Mancos school board members on Monday told Montezuma School to Farm Project staffers that they might not be able to help fund the project in 2017.
School to Farm runs three student gardens, one each in Mancos, Dolores and Cortez. Staff members provide education on gardening, conservation, healthy eating, active lifestyles and sustainability for students in those districts. The produce students help to grow in the gardens is often served with lunch in school cafeterias.
On Monday, the project’s director, Zoe Nelson, asked Mancos school board members to contribute $6,000 toward the program’s 2017 budget, which totals just under $84,000. Much of that budget is supported through various grants, but participating school districts contribute, too, garden educator Erin Bohm said at Monday’s meeting.
Board members told Nelson and Bohm they valued the School to Farm Project and saw the benefit in its services. But they didn’t make any promises about funding the program. Board president Blake Mitchell said the state department of education will be decreasing funding for the district in that year.
“There are some serious financial issues coming up,” Mitchell said. “There’s a real possibility we won’t be able to support (the program).”
Nelson said she would do all she could to persuade the board to contribute funds, or look for another way, possibly a grant, to raise that money for the program. She said she hoped the collaboration could continue between the project and the Mancos School District.
“We hope to be more of an asset than a burden to the district,” Nelson said.
Board member Monty Guiles said that about five years ago when the School to Farm Project started, board members were led to believe the district would not have to contribute money toward it. Every year since then, Guiles said, the project has asked for more money.
Bohm said one reason for that increase is that the grant application process has become more competitive over the past five years. Many grants are more likely awarded to programs that have received contributions from school districts, Bohm said. Grant administrators like to see some level of commitment from the districts, she said.
Bohm and Nelson left the meeting without a definite answer from the board.

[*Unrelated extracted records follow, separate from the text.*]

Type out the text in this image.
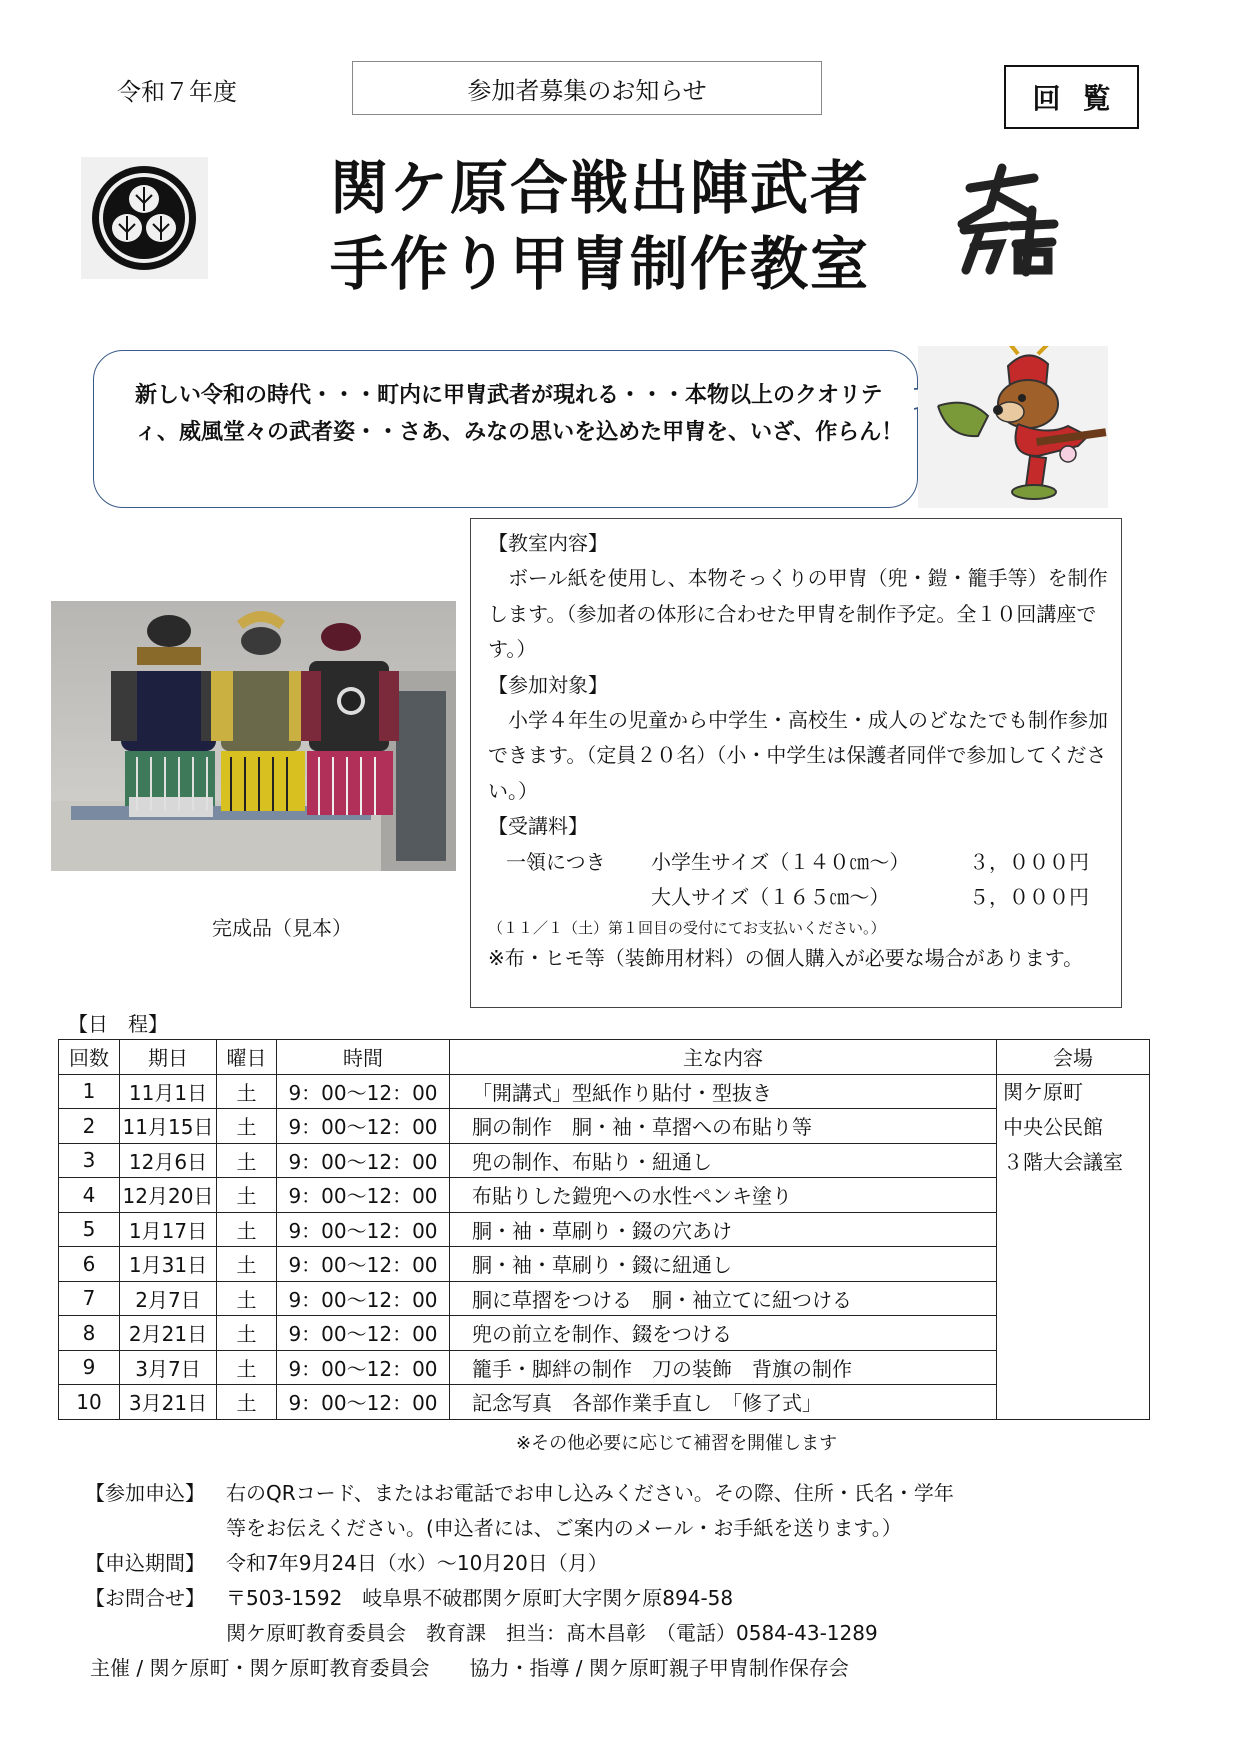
令和７年度	参加者募集のお知らせ	回覧
関ケ原合戦出陣武者
手作り甲冑制作教室
新しい令和の時代・・・町内に甲冑武者が現れる・・・本物以上のクオリティ、威風堂々の武者姿・・さあ、みなの思いを込めた甲冑を、いざ、作らん！
完成品（見本）
【教室内容】
ボール紙を使用し、本物そっくりの甲冑（兜・鎧・籠手等）を制作します。（参加者の体形に合わせた甲冑を制作予定。全１０回講座です。）
【参加対象】
小学４年生の児童から中学生・高校生・成人のどなたでも制作参加できます。（定員２０名）（小・中学生は保護者同伴で参加してください。）
【受講料】
一領につき	小学生サイズ（１４０㎝～）	３，０００円
大人サイズ（１６５㎝～）	５，０００円
（１１／１（土）第１回目の受付にてお支払いください。）
※布・ヒモ等（装飾用材料）の個人購入が必要な場合があります。
【日　程】
回数	期日	曜日	時間	主な内容	会場
1	11月1日	土	9：00～12：00	「開講式」型紙作り貼付・型抜き	関ケ原町
中央公民館
３階大会議室

2	11月15日	土	9：00～12：00	胴の制作　胴・袖・草摺への布貼り等	
3	12月6日	土	9：00～12：00	兜の制作、布貼り・紐通し	
4	12月20日	土	9：00～12：00	布貼りした鎧兜への水性ペンキ塗り	
5	1月17日	土	9：00～12：00	胴・袖・草刷り・錣の穴あけ	
6	1月31日	土	9：00～12：00	胴・袖・草刷り・錣に紐通し	
7	2月7日	土	9：00～12：00	胴に草摺をつける　胴・袖立てに紐つける	
8	2月21日	土	9：00～12：00	兜の前立を制作、錣をつける	
9	3月7日	土	9：00～12：00	籠手・脚絆の制作　刀の装飾　背旗の制作	
10	3月21日	土	9：00～12：00	記念写真　各部作業手直し　「修了式」	
※その他必要に応じて補習を開催します
【参加申込】	右のQRコード、またはお電話でお申し込みください。その際、住所・氏名・学年
等をお伝えください。(申込者には、ご案内のメール・お手紙を送ります。）
【申込期間】	令和7年9月24日（水）～10月20日（月）
【お問合せ】	〒503-1592　岐阜県不破郡関ケ原町大字関ケ原894-58
関ケ原町教育委員会　教育課　担当：髙木昌彰　（電話）0584-43-1289
主催 / 関ケ原町・関ケ原町教育委員会　　協力・指導 / 関ケ原町親子甲冑制作保存会
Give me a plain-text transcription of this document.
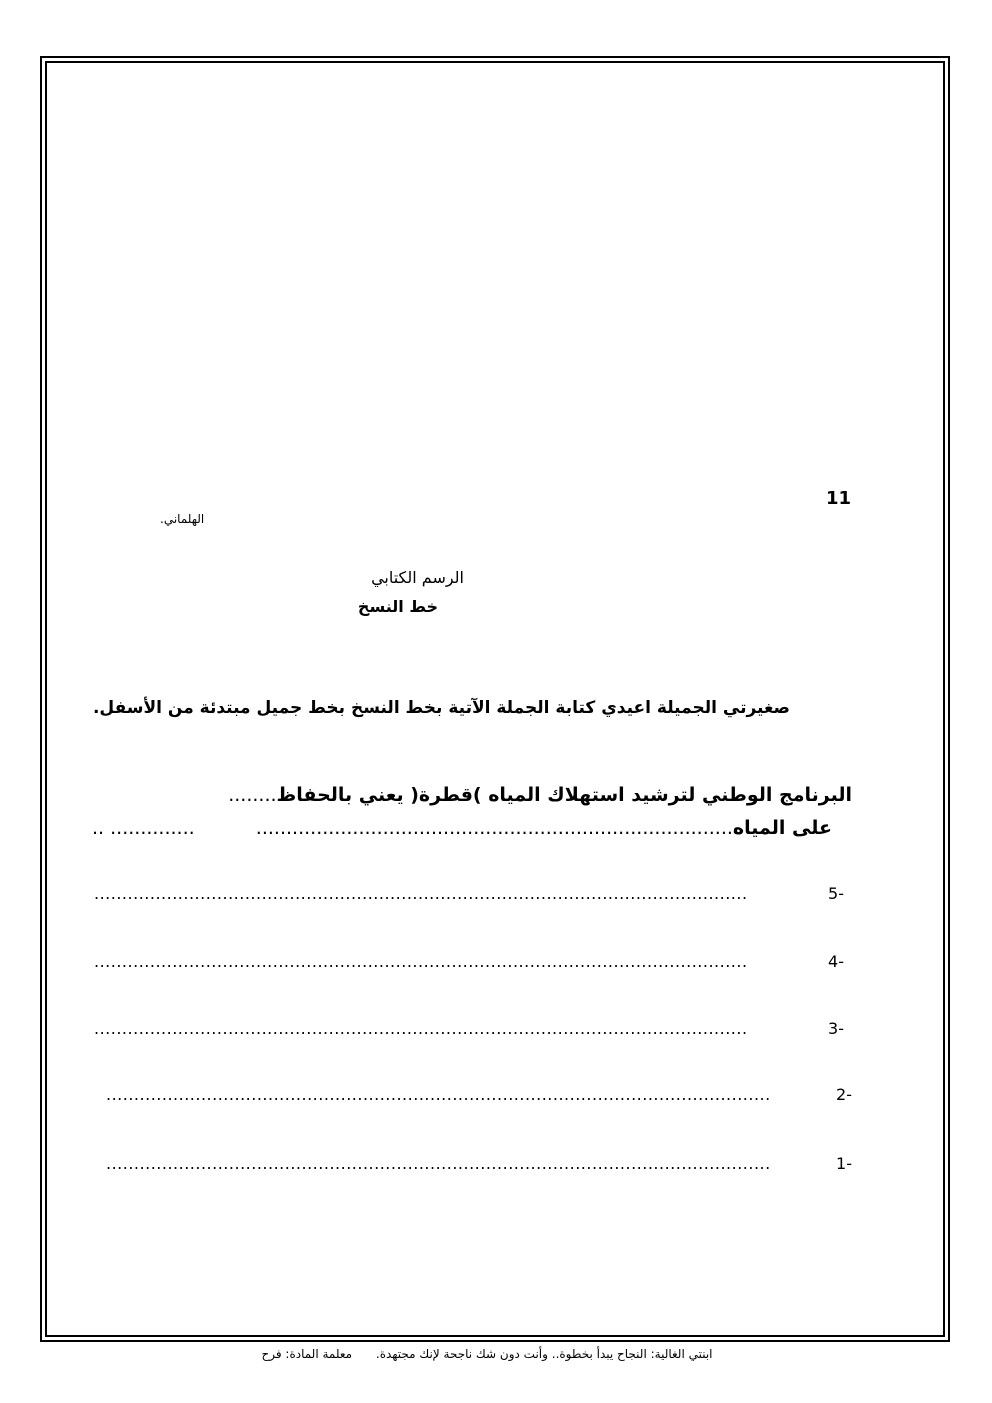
11
الهلماني.
الرسم الكتابي
خط النسخ
صغيرتي الجميلة اعيدي كتابة الجملة الآتية بخط النسخ بخط جميل مبتدئة من الأسفل.
البرنامج الوطني لترشيد استهلاك المياه )قطرة( يعني بالحفاظ........
على المياه...............................................................................
.. ..............
.....................................................................................................................	5-
.....................................................................................................................	4-
.....................................................................................................................	3-
.......................................................................................................................	2-
.......................................................................................................................	1-
ابنتي الغالية: النجاح يبدأ بخطوة.. وأنت دون شك ناجحة لإنك مجتهدة. معلمة المادة: فرح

Later in the discussion, Mancos Schools Superintendent Brian Hanson identified School to Farm Project as part of a “trend” of programs that originally were free for the district but aren’t any longer. With decreasing funding from the state, Hanson said, the board might face choices between such programs and other district priorities, such as raising salaries for faculty and staff. Hanson said the salary schedule had needed an update, which might help the district recruit and retain teachers.
“We need to get base salaries higher,” he said.
At Monday’s meeting, middle and high school principal Adam Priestly discussed a different agriculture-focused program, Future Farmers of America.
About 16 students were interested in starting FFA involvement at Mancos schools, Priestly said. The school would at first start an FFA club, with the possibility of becoming a full-fledged chapter sometime down the road, he said.
More than 620,000 students nationwide in kindergarten through 12th grade are involved in FFA in nearly 8,000 chapters around the country, according to the organization’s website. FFA coordinates programs with educators and advisers to prepare members for careers in various fields, including agribusiness, horticulture and science.
Priestly said the district could develop a full agriculture program with FFA as a starting point. Mitchell said some students in other districts might transfer to Mancos schools if the district started an ag program. He said he knew of students who would otherwise be attending Mancos schools, but were in other districts because they offered agriculture programs.
Hanson endorsed FFA, too.
“The opportunities are endless,” he said. “This has the potential to go far.”
Also at Monday’s meeting, board members unanimously voted against instating a leave of absence policy for district teachers.
Board members approved the resignation of Kerri Morgan from the Early Learning Center. They also approved the following district hires:
Trey Gordinier and Kalyn Boyer as assistant high school boys and girls track coaches,Josh Gardner as assistant middle school boys and girls track coach,Brandi Durr as assistant middle school boys and girls track coach for one-third of the season, andAudrey Huver as transportation paraprofessional.